So what happened? How did Andrés manage to transform what would have been a ho-hum gathering of one-percenters into the Trump controversy du jour?
It all started with a really big party.
On Saturday, the uber-rich folk descended on Washington for the 105th Alfalfa Club dinner, where an exclusive group of business and political bigwigs gather at the Capital Hilton to mingle in gowns and black tie. This year’s feast featured punchlines delivered by former president George W. Bush, former secretary of state John F. Kerry, former secretary of state Madeleine Albright, former New York mayor Michael Bloomberg, Sen. Amy Klobuchar (D-Minn.) and Chief Justice John G. Roberts Jr. And those were just the speakers.
This year’s crop of “sprouts,” or new members, include Apple CEO Tim Cook; Rep. Debbie Dingell (D-Mich); the chairman and CEO of Lazard, Kenneth Jacobs; Secretary of Defense Jim Mattis; 21st Century Fox CEO James Murdoch; Sen. Rob Portman (R-Ohio); the incoming chairman of the Federal Reserve, Jerome H. Powell; IBM CEO Ginni Rometty; and the executive chairman of the BlackIvy Group, Anthony Welters.
You get it, it’s a fancy affair.
Afterward, the herd, which this year also included Ivanka Trump and her husband, Jared Kushner, typically thins as the VIPs head to a private after-party at Cafe Milano in Georgetown. An invitation to that event, which has nearly a dozen different hosts including Nuschese, Bob Johnson and Washington Post publisher Fred Ryan, among others, is even more exclusive than the dinner itself. “It’s the A-list of the A-list parties,” said one person in the room. Invitations are non-transferable and not guaranteed.
But Andrés, who attended the dinner at the Hilton where he said he even chatted briefly with Ivanka, assumed he would get in because of an “unwritten rule” on the Washington party circuit: All after-parties are fair game.
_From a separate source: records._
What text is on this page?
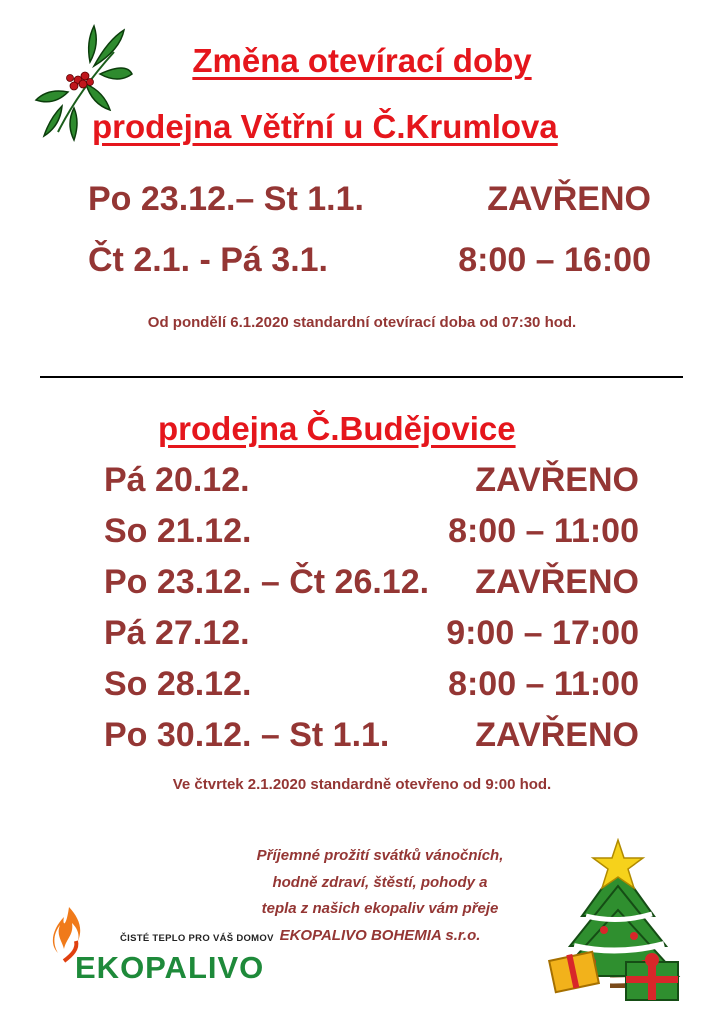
Změna otevírací doby
prodejna Větřní u Č.Krumlova
Po 23.12.– St 1.1.	ZAVŘENO
Čt 2.1. - Pá 3.1.	8:00 – 16:00
Od pondělí 6.1.2020 standardní otevírací doba od 07:30 hod.
prodejna Č.Budějovice
Pá 20.12.	ZAVŘENO
So 21.12.	8:00 – 11:00
Po 23.12. – Čt 26.12. ZAVŘENO
Pá 27.12.	9:00 – 17:00
So 28.12.	8:00 – 11:00
Po 30.12. – St 1.1.	ZAVŘENO
Ve čtvrtek 2.1.2020 standardně otevřeno od 9:00 hod.
Příjemné prožití svátků vánočních,
hodně zdraví, štěstí, pohody a
tepla z našich ekopaliv vám přeje
EKOPALIVO BOHEMIA s.r.o.
ČISTÉ TEPLO PRO VÁŠ DOMOV
EKOPALIVO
“In Washington,” Andrés said in an interview, “when you have these parties, everybody knows if you have an after-party, you are going in.”
This particular after-party operated differently, however. According to Nuschese, who has hosted a post-Alfalfa dinner soiree at his restaurant for the past nine years, “not everyone gets invited.” The event is billed as a small affair of 150 boldfacers to avoid a mob scene.
After being denied entry into the party just before 11 p.m., Andrés, who by his own admission knew his name wasn’t on the list, was incredulous. Other guests were being allowed into the VIP shindig without having to flash an invite, he said. Andrés felt he was being left out of the fun unfairly and took to Twitter to make the injustice known.
“Thank you @CafeMilanoDC Franco Nuschese!” Andrés wrote. “I was a guest of the #alfalfaclubdinner2018 ‘everyone’ welcome to the after party, but I’m the only individual not allow in? Is because @IvankaTrump told you so? You should be ashamed of yourself Franco.@washingtonpost”
That tweet, liked more than 22,000 times and retweeted more than 10,000 times prompted both Ivanka Trump and Nuschese to reach out to Andrés the next morning. Asked whether Trump’s presence at the party kept Andrés out, Nuschese replied, “Absolutely not.”
In fact, the Cafe Milano owner had been trying to reach Andrés on Sunday morning, as the tweets and likes racked up, but didn’t have the superstar chef’s direct number. The two finally spoke Sunday afternoon.
“I said, ‘José, it was just a private party, and I’m sorry for the misunderstanding, and I’m sorry for the way that you feel,’ ” Nuschese recalled. After their chat, Andrés corrected the record via social media, tweeting in part, “Now let’s all be friends.” He also thanked Ivanka for “reaching out” and said he believed she had nothing to do with it. Andrés then suggested they work on immigration reform together.
Trump released a statement late Sunday afternoon as the echo chamber claiming she had something to do with the Andrés incident continued to ring.
“I am thankful for Jose’s clarification,” said Trump, who serves as an assistant to the president. “I had nothing to do with anything that transpired relating to him last night at the restaurant.”
The less-than-24-hour drama followed an evening, described as “a funny Davos without the snow,” that was by all accounts lighthearted and even touching. Kerry, the club’s incoming president, toasted Sen. John McCain (R-Ariz.), his friend and fellow Alfalfan, and had the crowd on its feet.
“If Washington is a city where you can bridge the divide between a protester and a POW, finding common ground on anything else shouldn’t be so hard at all,” said Kerry.
Later, Roberts ended the official program with a word on civility, sending the main crowd off on a positive note, said one attendee.